Confederate General Edmund Kirby Smith, commander of the Confederate Trans-Mississippi division, surrenders on May 26, 1865, one of the last Confederate generals to capitulate. Smith, who had become commander of the area in January 1863, was charged with keeping the Mississippi River open to the Southerners. Yet he was more interested in recapturing Arkansas and Missouri, largely because of the influence of Arkansans in the Confederate Congress who helped to secure his appointment.

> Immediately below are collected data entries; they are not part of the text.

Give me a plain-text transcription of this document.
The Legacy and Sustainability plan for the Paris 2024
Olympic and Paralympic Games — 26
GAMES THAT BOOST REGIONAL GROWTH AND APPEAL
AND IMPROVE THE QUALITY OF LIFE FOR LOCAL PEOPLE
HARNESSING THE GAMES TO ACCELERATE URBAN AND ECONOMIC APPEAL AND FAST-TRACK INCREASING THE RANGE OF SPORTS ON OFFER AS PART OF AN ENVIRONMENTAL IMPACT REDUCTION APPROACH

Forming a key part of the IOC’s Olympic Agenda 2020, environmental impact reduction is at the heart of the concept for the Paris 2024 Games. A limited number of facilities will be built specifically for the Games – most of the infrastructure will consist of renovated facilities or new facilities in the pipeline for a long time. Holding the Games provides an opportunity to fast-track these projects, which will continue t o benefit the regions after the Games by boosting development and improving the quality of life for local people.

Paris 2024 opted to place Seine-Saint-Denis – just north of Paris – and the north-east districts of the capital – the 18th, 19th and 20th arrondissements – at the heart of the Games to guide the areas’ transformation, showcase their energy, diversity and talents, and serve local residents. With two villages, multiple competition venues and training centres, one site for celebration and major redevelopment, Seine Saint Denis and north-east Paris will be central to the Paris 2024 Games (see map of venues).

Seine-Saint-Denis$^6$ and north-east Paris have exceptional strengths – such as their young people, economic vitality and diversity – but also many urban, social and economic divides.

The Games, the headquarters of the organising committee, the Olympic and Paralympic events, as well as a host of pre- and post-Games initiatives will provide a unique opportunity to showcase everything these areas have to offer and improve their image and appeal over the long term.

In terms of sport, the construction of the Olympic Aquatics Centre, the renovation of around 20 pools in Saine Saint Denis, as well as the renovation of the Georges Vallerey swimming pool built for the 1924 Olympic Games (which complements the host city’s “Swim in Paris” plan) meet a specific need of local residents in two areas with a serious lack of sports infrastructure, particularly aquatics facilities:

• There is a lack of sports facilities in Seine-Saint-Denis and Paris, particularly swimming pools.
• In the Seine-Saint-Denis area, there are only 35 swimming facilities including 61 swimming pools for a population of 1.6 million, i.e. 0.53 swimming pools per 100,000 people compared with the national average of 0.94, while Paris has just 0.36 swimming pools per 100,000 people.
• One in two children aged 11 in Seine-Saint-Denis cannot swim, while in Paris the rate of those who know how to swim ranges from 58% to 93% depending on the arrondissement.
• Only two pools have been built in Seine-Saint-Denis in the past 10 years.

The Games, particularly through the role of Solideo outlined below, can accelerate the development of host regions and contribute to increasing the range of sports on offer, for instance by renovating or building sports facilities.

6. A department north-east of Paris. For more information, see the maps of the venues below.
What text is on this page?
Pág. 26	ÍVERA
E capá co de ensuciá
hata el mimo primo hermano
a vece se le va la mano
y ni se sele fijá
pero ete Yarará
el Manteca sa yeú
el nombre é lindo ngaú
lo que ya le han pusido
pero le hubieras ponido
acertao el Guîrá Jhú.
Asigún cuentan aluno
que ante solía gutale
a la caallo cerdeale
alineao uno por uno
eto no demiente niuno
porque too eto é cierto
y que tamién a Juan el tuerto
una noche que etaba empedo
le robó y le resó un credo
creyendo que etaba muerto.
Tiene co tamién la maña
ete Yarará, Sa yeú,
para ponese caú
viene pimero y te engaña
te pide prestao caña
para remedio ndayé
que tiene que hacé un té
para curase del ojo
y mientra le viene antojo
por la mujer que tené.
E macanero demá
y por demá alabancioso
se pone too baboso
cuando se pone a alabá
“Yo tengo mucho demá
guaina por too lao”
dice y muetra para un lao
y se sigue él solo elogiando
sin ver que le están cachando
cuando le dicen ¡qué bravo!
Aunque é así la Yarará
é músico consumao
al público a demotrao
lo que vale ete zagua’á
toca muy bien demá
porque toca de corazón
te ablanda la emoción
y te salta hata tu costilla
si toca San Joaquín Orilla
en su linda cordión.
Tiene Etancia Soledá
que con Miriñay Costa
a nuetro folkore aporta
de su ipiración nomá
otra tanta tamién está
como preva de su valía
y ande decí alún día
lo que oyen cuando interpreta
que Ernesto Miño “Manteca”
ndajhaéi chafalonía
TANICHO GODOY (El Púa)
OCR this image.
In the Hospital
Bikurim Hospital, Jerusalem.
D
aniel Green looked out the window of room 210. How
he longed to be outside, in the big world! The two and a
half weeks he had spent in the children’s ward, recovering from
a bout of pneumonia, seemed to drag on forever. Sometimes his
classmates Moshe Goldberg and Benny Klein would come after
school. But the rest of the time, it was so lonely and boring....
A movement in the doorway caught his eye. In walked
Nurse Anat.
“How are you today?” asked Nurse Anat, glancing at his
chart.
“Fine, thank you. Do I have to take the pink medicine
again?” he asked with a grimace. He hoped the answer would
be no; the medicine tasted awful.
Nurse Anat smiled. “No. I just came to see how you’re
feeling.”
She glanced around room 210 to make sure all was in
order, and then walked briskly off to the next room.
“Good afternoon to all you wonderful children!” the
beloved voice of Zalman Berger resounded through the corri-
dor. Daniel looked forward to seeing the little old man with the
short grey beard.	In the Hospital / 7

Drawing sharp criticism for his failure to provide relief for Vicksburg, Mississippi in the summer of 1863, Smith later conducted the resistance to the Union’s failed Red River campaign of 1864. When the Confederate forces under Robert E. Lee and Joseph Johnston surrendered in the spring of 1865, Smith continued to resist with his small army in Texas. He insisted that Lee and Johnston were prisoners of war and decried Confederate deserters. On May 26, General Simon Buckner, acting for Smith, met with Union officers in New Orleans to arrange the surrender of Smith’s force under terms similar to Lee’s surrender at Appomattox Court House, Virginia. Smith reluctantly agreed, and officially laid down his arms at Galveston on June 2. Smith himself fled to Mexico, and then to Cuba, before returning to Virginia in November 1865 to sign an amnesty oath. He was the last surviving full Confederate general until his death in 1893.
Twenty-three days after Smith’s surrender, Brigadier General Stand Watie, a Cherokee, became the last Confederate field general to surrender.